In the afternoon Faith turns up at our hotel.  She’s come along way today but she gets no rest as we’re hungry to talk.  She is the first real traveller we’ve met on this journey – by which I mean she’s not on a short or long holiday.  She left home in the US five years ago and has spent the last year coming up from South Africa. She’s travelling alone and, I hope she doesn’t mind me saying, she’s 72.  She is a remarkable woman on many counts and a great talker.  We have such a good time with her that we stay another day to spend more time with her.  

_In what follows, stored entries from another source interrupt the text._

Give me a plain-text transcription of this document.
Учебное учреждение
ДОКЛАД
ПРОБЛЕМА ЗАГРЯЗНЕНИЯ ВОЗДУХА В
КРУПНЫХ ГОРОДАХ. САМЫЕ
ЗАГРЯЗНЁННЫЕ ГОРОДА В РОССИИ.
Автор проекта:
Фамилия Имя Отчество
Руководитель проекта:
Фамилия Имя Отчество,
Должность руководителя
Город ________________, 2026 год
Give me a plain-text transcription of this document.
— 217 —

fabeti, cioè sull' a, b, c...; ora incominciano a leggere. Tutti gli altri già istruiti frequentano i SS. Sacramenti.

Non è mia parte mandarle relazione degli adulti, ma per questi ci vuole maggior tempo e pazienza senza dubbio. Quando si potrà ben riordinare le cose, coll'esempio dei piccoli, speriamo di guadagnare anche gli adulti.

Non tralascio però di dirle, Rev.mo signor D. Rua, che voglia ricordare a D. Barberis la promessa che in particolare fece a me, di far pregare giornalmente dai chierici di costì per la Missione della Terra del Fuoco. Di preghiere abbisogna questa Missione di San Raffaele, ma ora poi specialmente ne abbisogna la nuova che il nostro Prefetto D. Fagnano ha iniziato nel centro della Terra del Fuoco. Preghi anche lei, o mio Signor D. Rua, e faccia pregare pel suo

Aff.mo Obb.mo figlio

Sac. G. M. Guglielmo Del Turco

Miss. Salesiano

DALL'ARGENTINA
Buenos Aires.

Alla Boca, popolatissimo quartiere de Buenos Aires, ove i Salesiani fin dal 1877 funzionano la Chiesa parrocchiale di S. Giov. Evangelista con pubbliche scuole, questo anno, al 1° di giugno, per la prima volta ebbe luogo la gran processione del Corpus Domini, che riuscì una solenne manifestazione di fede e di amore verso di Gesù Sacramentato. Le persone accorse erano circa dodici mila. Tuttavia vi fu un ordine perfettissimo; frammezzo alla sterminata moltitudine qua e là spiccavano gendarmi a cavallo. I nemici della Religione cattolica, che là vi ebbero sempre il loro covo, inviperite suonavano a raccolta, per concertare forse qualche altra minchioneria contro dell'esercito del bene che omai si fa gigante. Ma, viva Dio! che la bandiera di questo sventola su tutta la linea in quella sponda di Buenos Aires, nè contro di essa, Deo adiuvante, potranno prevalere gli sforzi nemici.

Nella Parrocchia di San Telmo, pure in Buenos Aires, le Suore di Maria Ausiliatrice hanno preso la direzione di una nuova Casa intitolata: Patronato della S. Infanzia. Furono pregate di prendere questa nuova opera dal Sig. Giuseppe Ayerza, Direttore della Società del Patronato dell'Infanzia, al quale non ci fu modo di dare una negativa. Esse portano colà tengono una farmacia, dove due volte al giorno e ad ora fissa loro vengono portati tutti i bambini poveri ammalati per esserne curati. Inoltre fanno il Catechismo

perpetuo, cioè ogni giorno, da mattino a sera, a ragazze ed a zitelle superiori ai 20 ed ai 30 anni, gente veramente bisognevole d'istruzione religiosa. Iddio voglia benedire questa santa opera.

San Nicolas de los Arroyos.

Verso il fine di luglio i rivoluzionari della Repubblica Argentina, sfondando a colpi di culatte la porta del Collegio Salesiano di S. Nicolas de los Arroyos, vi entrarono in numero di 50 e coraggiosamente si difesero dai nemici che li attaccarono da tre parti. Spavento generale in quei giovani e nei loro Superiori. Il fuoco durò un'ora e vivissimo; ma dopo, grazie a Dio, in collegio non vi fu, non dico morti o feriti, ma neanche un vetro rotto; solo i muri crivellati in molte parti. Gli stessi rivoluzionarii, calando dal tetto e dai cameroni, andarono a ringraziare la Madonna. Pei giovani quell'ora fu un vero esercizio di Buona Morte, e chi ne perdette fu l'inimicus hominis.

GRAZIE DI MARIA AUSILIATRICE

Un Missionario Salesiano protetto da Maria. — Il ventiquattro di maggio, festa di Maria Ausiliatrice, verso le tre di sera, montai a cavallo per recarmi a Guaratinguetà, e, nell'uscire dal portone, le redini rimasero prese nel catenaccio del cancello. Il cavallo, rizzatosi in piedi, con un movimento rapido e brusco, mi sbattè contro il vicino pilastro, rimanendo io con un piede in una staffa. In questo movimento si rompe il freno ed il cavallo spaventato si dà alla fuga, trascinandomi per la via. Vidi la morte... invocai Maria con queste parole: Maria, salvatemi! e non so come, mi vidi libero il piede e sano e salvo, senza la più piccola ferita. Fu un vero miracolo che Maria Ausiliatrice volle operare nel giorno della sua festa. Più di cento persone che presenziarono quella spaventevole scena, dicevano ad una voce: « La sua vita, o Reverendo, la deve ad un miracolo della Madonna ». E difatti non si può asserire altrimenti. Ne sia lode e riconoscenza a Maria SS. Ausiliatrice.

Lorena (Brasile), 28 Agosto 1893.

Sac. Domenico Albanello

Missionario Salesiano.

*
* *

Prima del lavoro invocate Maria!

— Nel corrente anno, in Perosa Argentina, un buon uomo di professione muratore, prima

Our next ride is out of the hills and across to the coast to the city of Gabes.  It’s an easy and uneventful ride and we’re delighted to find that, as the city is not a tourist destination, we are completely ignored by everyone.  Even better, as we’re not so keen on the idea of camping along the way, we can take a train north tomorrow to El Jem and skip a lot of flat dusty roads through olive groves.  Eee, this cycling lark’s a breeze.

1 comment:

  1. LOVE this post. (I'm wasting much time on my 'research' aren't I? - must STEP AWAY from the computer...).